Maybe the question isn’t where is G-d? But how ? How do we answer G-d with Hineini? Can we hear G-d calling to us? Even if, as Bette Midler sings, G-d seems distant.  

Earlier this year you may recall that my good friend Danise Habun died. She and I ran our cancer journeys together. We served on several boards together. We would talk about this word after almost every oncologist visit. Hineini, Here am I ready to meet life’s challenges. Ready to make the world a better place. Ready to make good trouble. Even if it was hard. Even if we would rather be in bed. 

So one of my questions is why am I here, and Danise is not. Many of you have similar questions. But look around you…we are still here. Hineini. Here am I ready to be fully present. Ready to wrestle with these eternal questions.  

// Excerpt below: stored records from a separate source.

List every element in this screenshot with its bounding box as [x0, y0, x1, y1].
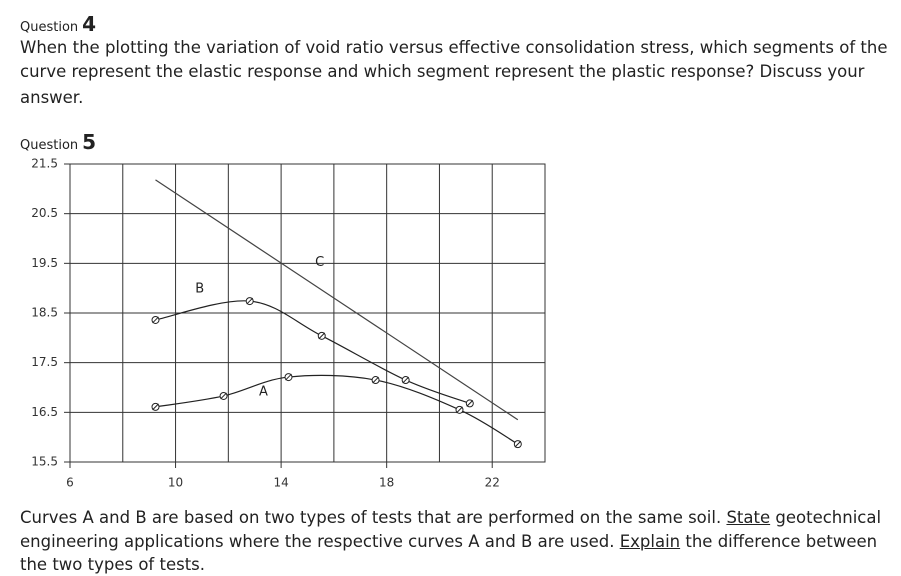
question-text: When the plotting the variation of void … [20, 38, 888, 57]
text: the difference between [680, 532, 878, 551]
y-tick-label: 15.5 [31, 455, 58, 469]
point-slash [152, 403, 159, 411]
emphasis: State [726, 508, 771, 527]
y-tick-label: 19.5 [31, 256, 58, 270]
emphasis: Explain [619, 532, 681, 551]
point-slash [466, 400, 474, 407]
question-text: answer. [20, 88, 84, 107]
point-slash [220, 392, 227, 400]
question-heading: Question 4 [20, 12, 96, 36]
question-text: Curves A and B are based on two types of… [20, 508, 881, 527]
point-slash [152, 316, 159, 324]
y-tick-label: 21.5 [31, 157, 58, 171]
curve [155, 374, 519, 445]
question-text: engineering applications where the respe… [20, 532, 877, 551]
point-slash [372, 376, 379, 384]
question-number: 5 [82, 130, 97, 154]
question-text: curve represent the elastic response and… [20, 62, 865, 81]
point-slash [318, 332, 326, 340]
curve [155, 179, 519, 421]
text: engineering applications where the respe… [20, 532, 620, 551]
x-tick-label: 18 [379, 476, 394, 490]
x-tick-label: 14 [273, 476, 288, 490]
question-label: Question [20, 20, 79, 35]
y-tick-label: 20.5 [31, 206, 58, 220]
curve-label: B [195, 282, 204, 297]
x-tick-label: 6 [66, 476, 74, 490]
text: geotechnical [770, 508, 882, 527]
y-tick-label: 16.5 [31, 405, 58, 419]
question-label: Question [20, 138, 79, 153]
curve [155, 300, 470, 404]
text: Curves A and B are based on two types of… [20, 508, 727, 527]
point-slash [514, 440, 522, 448]
curve-label: A [259, 385, 268, 400]
point-slash [456, 406, 463, 414]
point-slash [285, 373, 292, 381]
y-tick-label: 18.5 [31, 306, 58, 320]
text: the two types of tests. [20, 555, 206, 574]
x-tick-label: 10 [168, 476, 183, 490]
question-text: the two types of tests. [20, 555, 205, 574]
y-tick-label: 17.5 [31, 355, 58, 369]
x-tick-label: 22 [485, 476, 500, 490]
chart: 15.5 16.5 17.5 18.5 19.5 20.5 21.5 6 10 14 18 22 A B C [31, 157, 546, 490]
question-number: 4 [82, 12, 97, 36]
point-slash [402, 376, 410, 384]
curve-label: C [315, 255, 324, 270]
point-slash [246, 297, 254, 305]
question-heading: Question 5 [20, 130, 96, 154]
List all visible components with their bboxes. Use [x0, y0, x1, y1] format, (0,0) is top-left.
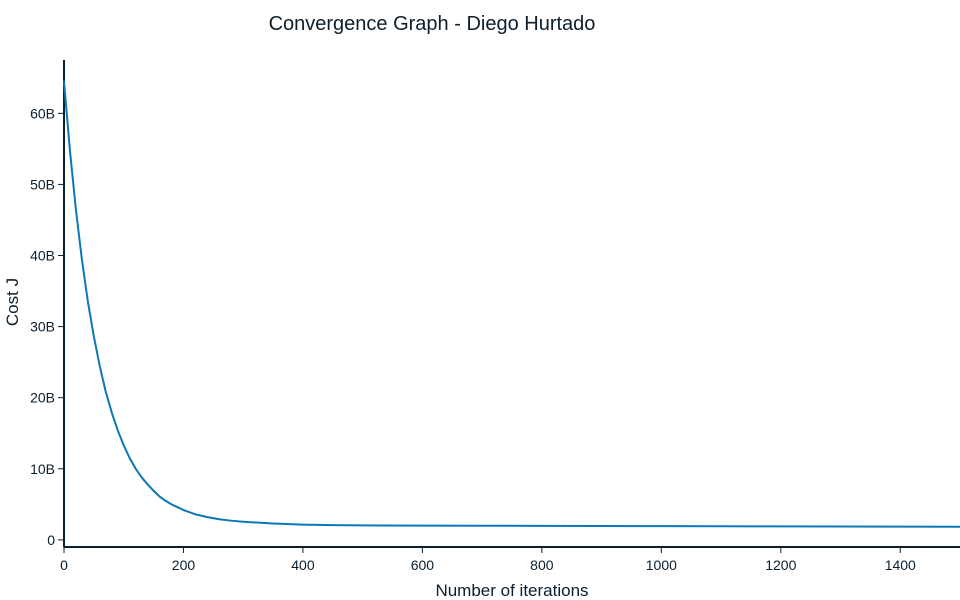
y-tick-label: 50B	[30, 176, 55, 192]
y-tick-label: 0	[47, 532, 55, 548]
y-tick-label: 60B	[30, 105, 55, 121]
y-axis-ticks: 0 10B 20B 30B 40B 50B 60B	[30, 105, 64, 548]
y-tick-label: 20B	[30, 390, 55, 406]
x-tick-label: 800	[530, 557, 554, 573]
chart-title: Convergence Graph - Diego Hurtado	[269, 13, 596, 35]
y-tick-label: 30B	[30, 319, 55, 335]
cost-series-line	[63, 80, 960, 528]
x-tick-label: 200	[172, 557, 196, 573]
x-tick-label: 0	[60, 557, 68, 573]
y-tick-label: 10B	[30, 461, 55, 477]
x-tick-label: 1200	[765, 557, 796, 573]
x-tick-label: 1400	[885, 557, 916, 573]
x-axis-ticks: 0 200 400 600 800 1000 1200 1400	[60, 547, 916, 573]
x-tick-label: 1000	[646, 557, 677, 573]
series-group	[63, 80, 960, 528]
x-tick-label: 600	[411, 557, 435, 573]
y-axis-label: Cost J	[3, 278, 22, 326]
x-tick-label: 400	[291, 557, 315, 573]
y-tick-label: 40B	[30, 248, 55, 264]
x-axis-label: Number of iterations	[435, 581, 588, 600]
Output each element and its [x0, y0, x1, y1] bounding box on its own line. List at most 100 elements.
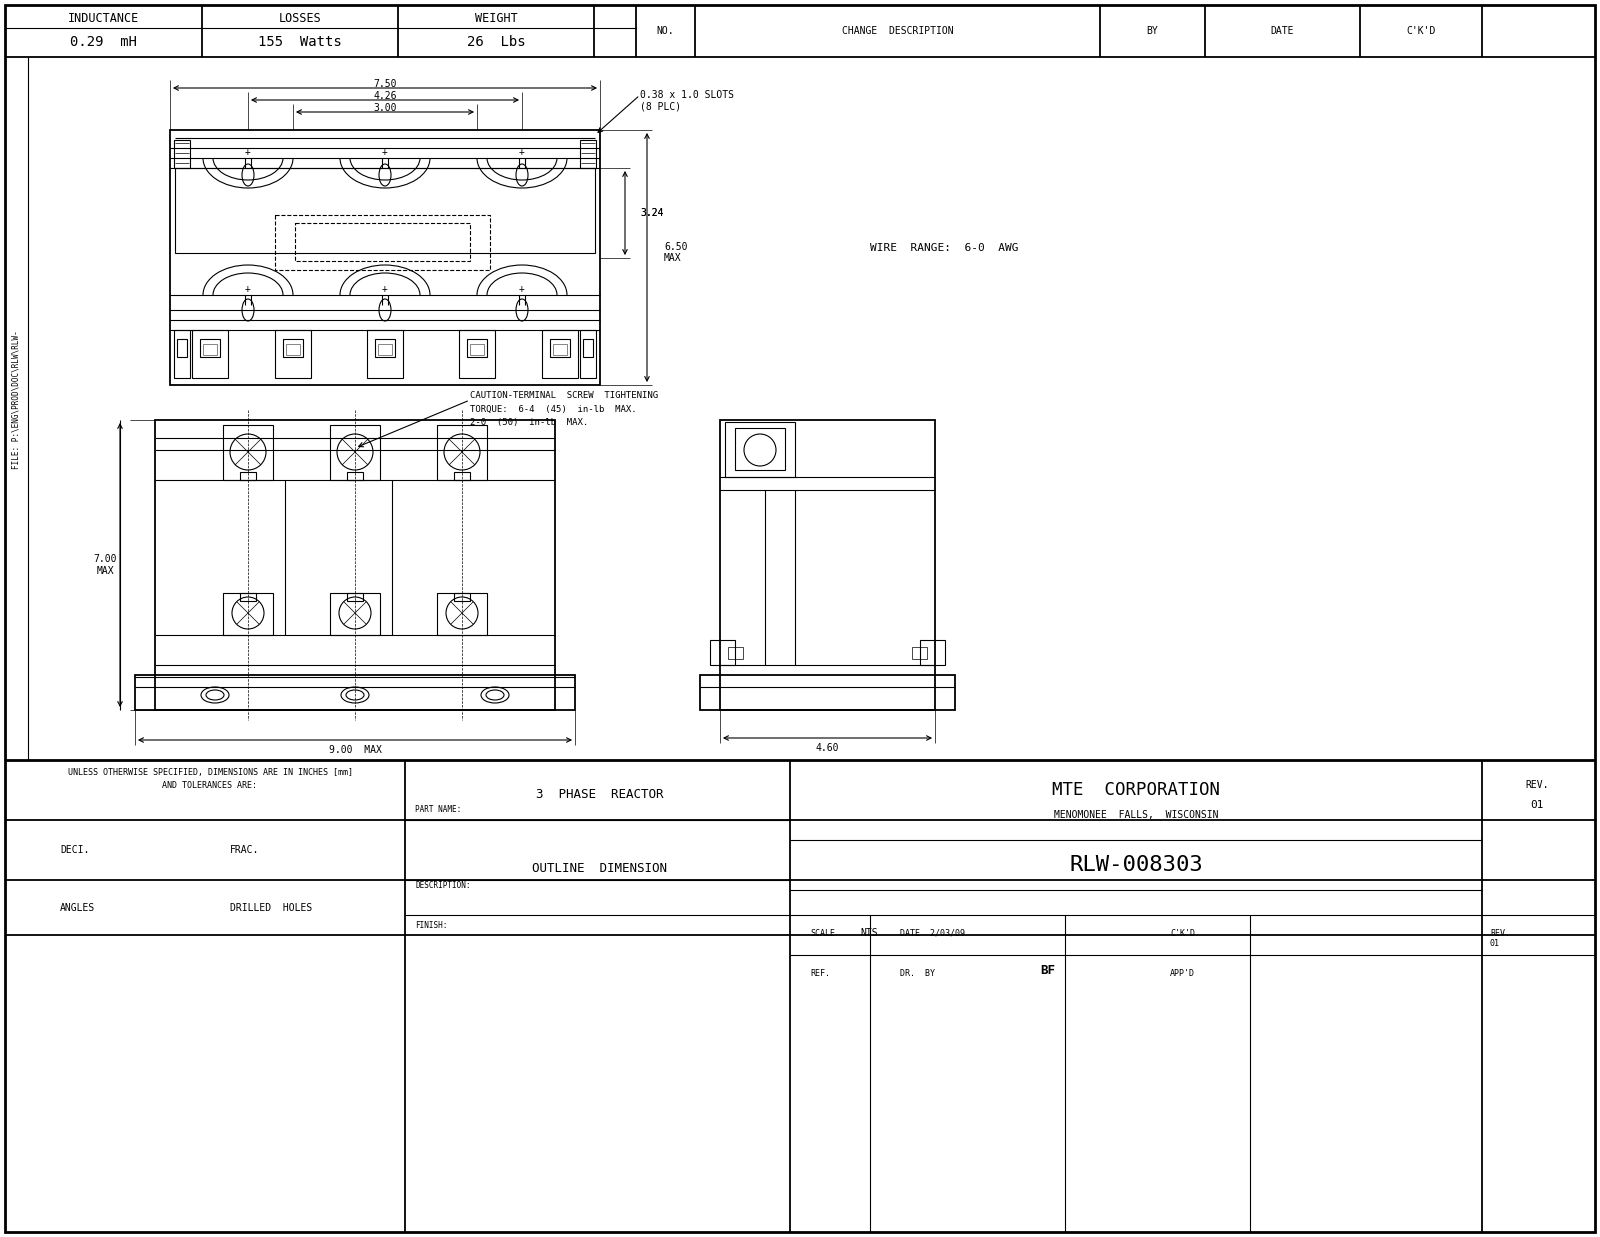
Bar [542, 330, 578, 379]
Text: REF.: REF. [810, 969, 830, 977]
Text: 01: 01 [1490, 939, 1501, 948]
Text: AND TOLERANCES ARE:: AND TOLERANCES ARE: [163, 782, 258, 790]
Bar [378, 344, 392, 355]
Text: 6.50
MAX: 6.50 MAX [664, 241, 688, 263]
Text: NTS: NTS [861, 928, 878, 938]
Bar [728, 647, 742, 659]
Bar [203, 344, 218, 355]
Text: FILE: P:\ENG\PROD\DOC\RLW\RLW-: FILE: P:\ENG\PROD\DOC\RLW\RLW- [11, 330, 21, 469]
Text: DATE: DATE [1270, 26, 1294, 36]
Bar [710, 640, 734, 666]
Bar [366, 330, 403, 379]
Bar [347, 473, 363, 480]
Bar [240, 593, 256, 601]
Text: ANGLES: ANGLES [61, 903, 96, 913]
Text: CHANGE  DESCRIPTION: CHANGE DESCRIPTION [842, 26, 954, 36]
Bar [275, 330, 310, 379]
Bar [579, 140, 595, 168]
Text: +: + [245, 285, 251, 294]
Text: +: + [518, 285, 525, 294]
Text: UNLESS OTHERWISE SPECIFIED, DIMENSIONS ARE IN INCHES [mm]: UNLESS OTHERWISE SPECIFIED, DIMENSIONS A… [67, 767, 352, 777]
Bar [174, 330, 190, 379]
Text: TORQUE:  6-4  (45)  in-lb  MAX.: TORQUE: 6-4 (45) in-lb MAX. [470, 404, 637, 413]
Text: 3.00: 3.00 [373, 103, 397, 113]
Bar [734, 428, 786, 470]
Bar [155, 421, 555, 710]
Bar [330, 426, 381, 480]
Bar [294, 223, 470, 261]
Bar [222, 426, 274, 480]
Bar [725, 422, 795, 477]
Bar [330, 593, 381, 635]
Text: 7.50: 7.50 [373, 79, 397, 89]
Text: 7.00
MAX: 7.00 MAX [93, 554, 117, 575]
Text: DATE  2/03/09: DATE 2/03/09 [899, 929, 965, 938]
Text: FRAC.: FRAC. [230, 845, 259, 855]
Text: 4.60: 4.60 [816, 743, 840, 753]
Text: C'K'D: C'K'D [1170, 929, 1195, 938]
Bar [437, 593, 486, 635]
Text: 3.24: 3.24 [640, 208, 664, 218]
Bar [170, 130, 600, 385]
Bar [437, 426, 486, 480]
Text: 0.29  mH: 0.29 mH [70, 35, 138, 49]
Text: INDUCTANCE: INDUCTANCE [67, 11, 139, 25]
Text: +: + [518, 147, 525, 157]
Text: C'K'D: C'K'D [1406, 26, 1435, 36]
Bar [286, 344, 301, 355]
Text: CAUTION-TERMINAL  SCREW  TIGHTENING: CAUTION-TERMINAL SCREW TIGHTENING [470, 391, 658, 400]
Bar [275, 215, 490, 270]
Bar [134, 675, 574, 710]
Bar [347, 593, 363, 601]
Text: DRILLED  HOLES: DRILLED HOLES [230, 903, 312, 913]
Text: RLW-008303: RLW-008303 [1069, 855, 1203, 875]
Text: 0.38 x 1.0 SLOTS
(8 PLC): 0.38 x 1.0 SLOTS (8 PLC) [640, 90, 734, 111]
Text: REV.: REV. [1525, 781, 1549, 790]
Bar [912, 647, 926, 659]
Text: SCALE: SCALE [810, 929, 835, 938]
Text: +: + [382, 285, 387, 294]
Bar [178, 339, 187, 357]
Bar [454, 473, 470, 480]
Bar [174, 168, 595, 254]
Text: 01: 01 [1530, 800, 1544, 810]
Text: DR.  BY: DR. BY [899, 969, 934, 977]
Bar [467, 339, 486, 357]
Bar [582, 339, 594, 357]
Text: REV.: REV. [1490, 929, 1510, 938]
Bar [554, 344, 566, 355]
Bar [374, 339, 395, 357]
Text: +: + [382, 147, 387, 157]
Bar [174, 140, 190, 168]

One of my favorite poems is from Mary Oliver, Summer Day. 

Who made the world?
Who made the swan, and the black bear?
Who made the grasshopper?
This grasshopper, I mean—
the one who has flung herself out of the grass,
the one who is eating sugar out of my hand,
who is moving her jaws back and forth instead of up and down—
who is gazing around with her enormous and complicated eyes.
Now she lifts her pale forearms and thoroughly washes her face.
Now she snaps her wings open, and floats away.
I don’t know exactly what a prayer is.
I do know how to pay attention, how to fall down
into the grass, how to kneel down in the grass,
how to be idle and blessed, how to stroll through the fields,
which is what I have been doing all day.
Tell me, what else should I have done?
Doesn’t everything die at last, and too soon?
Tell me, what is it you plan to do
with your one wild and precious life? 

That’s how we find G-d and that’s how we answer Hineini. May this be the beginning of beautiful wrestling, for each of us and as a community. Gmar chatimah tovah.